Erdbeben, Stürme und Blitzeinschläge haben im Laufe der Geschichte
immer wieder Schäden an Turm und Mittelschiff verursacht. Im Jahre
1759 wurde St. Petri schließlich nach einer Totalzerstörung
wieder neu aufgebaut, mit barock-klassizistischen Elementen und Emporen.

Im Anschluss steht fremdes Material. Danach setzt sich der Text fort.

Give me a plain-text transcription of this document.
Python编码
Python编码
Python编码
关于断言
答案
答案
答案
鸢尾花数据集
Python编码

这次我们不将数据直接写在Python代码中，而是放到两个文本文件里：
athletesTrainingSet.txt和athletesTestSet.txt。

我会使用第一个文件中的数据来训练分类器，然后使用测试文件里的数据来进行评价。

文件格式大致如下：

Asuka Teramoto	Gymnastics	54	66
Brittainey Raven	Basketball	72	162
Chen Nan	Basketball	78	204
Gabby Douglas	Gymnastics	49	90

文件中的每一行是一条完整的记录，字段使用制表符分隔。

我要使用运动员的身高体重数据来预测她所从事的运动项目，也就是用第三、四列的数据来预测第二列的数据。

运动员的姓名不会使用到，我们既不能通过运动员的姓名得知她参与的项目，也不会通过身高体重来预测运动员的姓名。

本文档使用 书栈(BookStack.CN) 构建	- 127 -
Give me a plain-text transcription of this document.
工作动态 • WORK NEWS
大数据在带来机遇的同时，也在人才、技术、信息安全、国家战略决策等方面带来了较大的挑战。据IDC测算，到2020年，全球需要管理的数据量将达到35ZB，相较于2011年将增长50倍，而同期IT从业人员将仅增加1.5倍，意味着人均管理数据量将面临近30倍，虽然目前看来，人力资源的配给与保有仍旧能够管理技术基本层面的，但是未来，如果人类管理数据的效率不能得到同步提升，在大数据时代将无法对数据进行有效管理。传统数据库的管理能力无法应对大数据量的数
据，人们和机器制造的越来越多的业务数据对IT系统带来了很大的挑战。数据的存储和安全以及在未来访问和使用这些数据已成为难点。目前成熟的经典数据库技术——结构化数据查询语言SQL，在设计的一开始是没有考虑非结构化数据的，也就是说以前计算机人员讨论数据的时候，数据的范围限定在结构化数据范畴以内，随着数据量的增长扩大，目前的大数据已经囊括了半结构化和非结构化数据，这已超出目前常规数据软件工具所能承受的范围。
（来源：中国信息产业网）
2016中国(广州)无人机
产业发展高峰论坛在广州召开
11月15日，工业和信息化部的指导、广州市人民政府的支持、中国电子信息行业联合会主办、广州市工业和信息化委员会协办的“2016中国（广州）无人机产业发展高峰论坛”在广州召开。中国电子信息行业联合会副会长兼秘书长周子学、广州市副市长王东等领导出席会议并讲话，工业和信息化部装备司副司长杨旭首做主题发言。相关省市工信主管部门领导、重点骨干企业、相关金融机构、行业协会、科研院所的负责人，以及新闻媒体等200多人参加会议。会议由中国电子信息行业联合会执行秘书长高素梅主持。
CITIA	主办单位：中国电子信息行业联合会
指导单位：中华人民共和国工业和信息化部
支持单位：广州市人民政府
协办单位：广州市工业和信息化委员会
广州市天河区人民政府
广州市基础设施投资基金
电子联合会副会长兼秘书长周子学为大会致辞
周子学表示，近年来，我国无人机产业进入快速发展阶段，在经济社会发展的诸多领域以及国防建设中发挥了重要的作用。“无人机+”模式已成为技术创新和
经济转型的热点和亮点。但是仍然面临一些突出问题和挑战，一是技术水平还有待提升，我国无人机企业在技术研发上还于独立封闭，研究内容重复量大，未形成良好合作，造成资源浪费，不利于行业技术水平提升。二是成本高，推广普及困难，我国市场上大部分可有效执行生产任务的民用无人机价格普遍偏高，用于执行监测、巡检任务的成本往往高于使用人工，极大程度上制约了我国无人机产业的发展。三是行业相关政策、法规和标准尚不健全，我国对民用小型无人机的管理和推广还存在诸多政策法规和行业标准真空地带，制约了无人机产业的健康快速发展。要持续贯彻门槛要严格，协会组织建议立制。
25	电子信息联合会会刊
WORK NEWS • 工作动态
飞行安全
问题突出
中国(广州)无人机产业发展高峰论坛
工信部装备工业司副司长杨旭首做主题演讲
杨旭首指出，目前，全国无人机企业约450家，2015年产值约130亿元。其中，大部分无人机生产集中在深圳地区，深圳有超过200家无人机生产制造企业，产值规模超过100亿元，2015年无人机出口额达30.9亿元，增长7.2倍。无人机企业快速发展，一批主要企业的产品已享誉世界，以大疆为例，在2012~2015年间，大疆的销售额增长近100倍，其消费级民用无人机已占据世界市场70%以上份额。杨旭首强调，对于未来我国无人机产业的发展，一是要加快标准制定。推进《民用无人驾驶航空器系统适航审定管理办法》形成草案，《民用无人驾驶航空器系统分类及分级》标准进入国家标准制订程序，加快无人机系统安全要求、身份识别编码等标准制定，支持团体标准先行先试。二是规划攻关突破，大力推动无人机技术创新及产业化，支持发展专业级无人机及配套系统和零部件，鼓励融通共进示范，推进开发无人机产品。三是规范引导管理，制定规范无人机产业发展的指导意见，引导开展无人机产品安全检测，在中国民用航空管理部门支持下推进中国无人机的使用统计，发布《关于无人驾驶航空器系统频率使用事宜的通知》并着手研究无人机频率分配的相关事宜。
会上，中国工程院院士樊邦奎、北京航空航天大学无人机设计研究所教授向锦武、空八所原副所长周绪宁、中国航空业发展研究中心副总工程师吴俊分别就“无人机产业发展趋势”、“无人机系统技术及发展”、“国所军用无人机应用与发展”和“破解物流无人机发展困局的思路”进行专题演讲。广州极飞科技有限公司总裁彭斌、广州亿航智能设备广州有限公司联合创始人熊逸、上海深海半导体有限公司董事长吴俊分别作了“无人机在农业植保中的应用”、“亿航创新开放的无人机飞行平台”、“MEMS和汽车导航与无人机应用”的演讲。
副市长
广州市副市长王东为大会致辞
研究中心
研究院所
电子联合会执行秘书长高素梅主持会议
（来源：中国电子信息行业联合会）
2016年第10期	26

Erst dann kam der flandrische Schnitzaltar,
ursprünglich 1521 für das Dortmunder Franziskanerkloster hergestellt,
als neuer Altar nach St. Petri und ist hier bis heute als Sehenswürdigkeit
erhalten.
Am 23. Mai 1943, beim Luftangriff auf Dortmund, wurde St. Petri wieder
bis
auf die Grundmauern zerstört. Der Altar blieb aufgrund seiner Auslagerung
unzerstört.
Von 1954 bis 1966 wurde St. Petri in ihrer ursprünglichen Form
wieder aufgebaut. In ihrer Klarheit und Helligkeit hat sie heute eine
eigene Raumatmosphäre im Ensemble der anderen Dortmunder Stadtkirchen.
Der flämische Flügelaltar
In (...) St. Petri steht das imposanteste Kunstwerk, das sich in Dortmund
aus dem Mittelalter erhalten hat. Bei der Schreibung dieses Flügelaltars
stellen sich unweigerlich Superlative ein: es handelt sich um den größten
flämischen Altar des Mittelalters, um eines der größten
kirchlichen Bildwerke der Gotik überhaupt, und um eines der bildreichtsten
plastischen Kunstwerke Europas.
Die Zahl der Darstellungen ist so groß, dass nicht ein Paar Flügel
genügte, vielmehr wurden zwei Paar Flügel geschaffen. Dadurch
ist es möglich, den Flügelaltar in drei verschiedenen Zuständen,
sogenannten "Wandlungen" zu zeigen. Die Men-
schen im Mittelalter haben allerdings die meisten Bilder nur selten
sehen können, denn seinerzeit war der Flügelaltar überwiegend
geschlossen. Geöffnet wurde er nur zu besonderen liturgischen Anlässen.
Die mit hunderten vergoldeter Figuren ausgestattete Innenseite, nach
der
der Flügelaltar auch gern "das goldene Wunder" bezeichnet
wird, war nur an wenigen kirchlichen Festtagen zu sehen.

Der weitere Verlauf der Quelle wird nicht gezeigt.